Spinning Shearling

Spinning shearling is a sure way to get pilling – those small bobbles that rub up on bought knitted garments nowadays. Shearling wool contains the short fibres from the lamb wool grown in its first year. Lambs are not usually shorn in their first year. When the short (lamb) and long (shearling, 2nd year growth) fibres are spun in the same yarn the short fibres work to the surface – due to friction of wear –  and cause those annoying characteristic bobbles known in the trade as ‘pilling’. Sometimes the lamb wool is on the tips of the locks, but in this one it is at the bottom and is a darker grey which comes away in your fingers leaving the longer, lighter fibres clearly visible.

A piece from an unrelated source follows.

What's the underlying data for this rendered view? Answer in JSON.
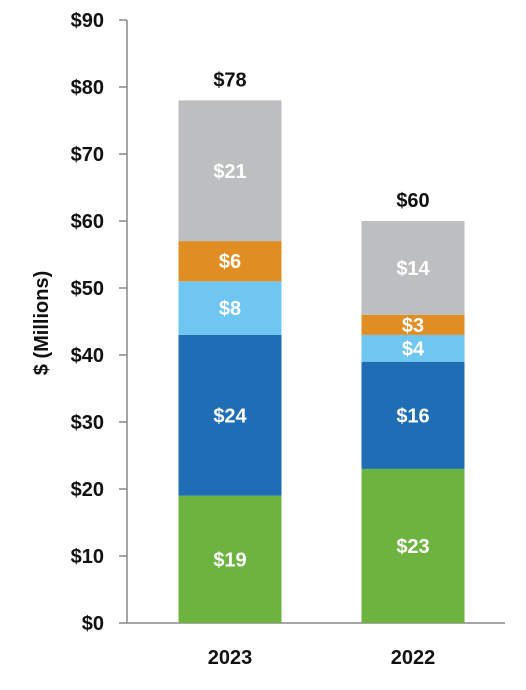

It is a common problem, and devices exist to remove the bobbles -it happens on expensive knitted garments not just cheap stuff and is due to shearling wool being used in commercial production. So how does one avoid it? You can’t easily, but once upon a time things were different…

As a farmers wife in the 1960s I had to carefully  roll every fleece immediately after shearing to present the best part of the fleece to the wool graders, and still have it hold together in one piece. After I had rolled the fleece I used to stitch them into sheets – 40 at at time I think it was – and they were sent to Stamford Wool Growers huge warehouse for grading. This was an amazing sight – the graders were surrounded by an array of large rectangular baskets. A young lad would cut the sheet open and  slide each fleece one at a time along a table to the wool grader. The wool grader looked at it – pulled a bit of fleece out, passed judgement, and then hurled the fleece into the appropriate basket. Payment was for what was in each basket. Farmers got paid according to quality in those days and fleece was sorted prior to any processing taking place. In this way the shearling fleece was separated out and sold separately, regardless of breed or quality. Nowadays things are different. Today, I believe wool is sold commercially according colour, weight at a wholesale price or exported ungraded.

Hence the problem was avoided in the past by previously sorting the fleece, but as this doesn’t take place in the same way any more, we now have to put up with pilling – no matter how much we pay for knitwear. This is  why I never recommend new spinners  to buy shearling fleece as it is tiring and time-consuming to comb out every lock to get rid of the short fibres. Spinning time is quality time and spinners deserve quality fibre and products, not second rate stuff. No-one wants their carefully handspun  yarn to pill! I feel there is such a lot of fleece to choose from at the moment so why bother with shearlings? Unless you like combing and carding or don’t mind pilling of course…or its a special sheep…like this one from Tom Wallace’s flock at Stoke Albany some of which I am going to spin for him anyway – he won’t care if his beanie hat pills!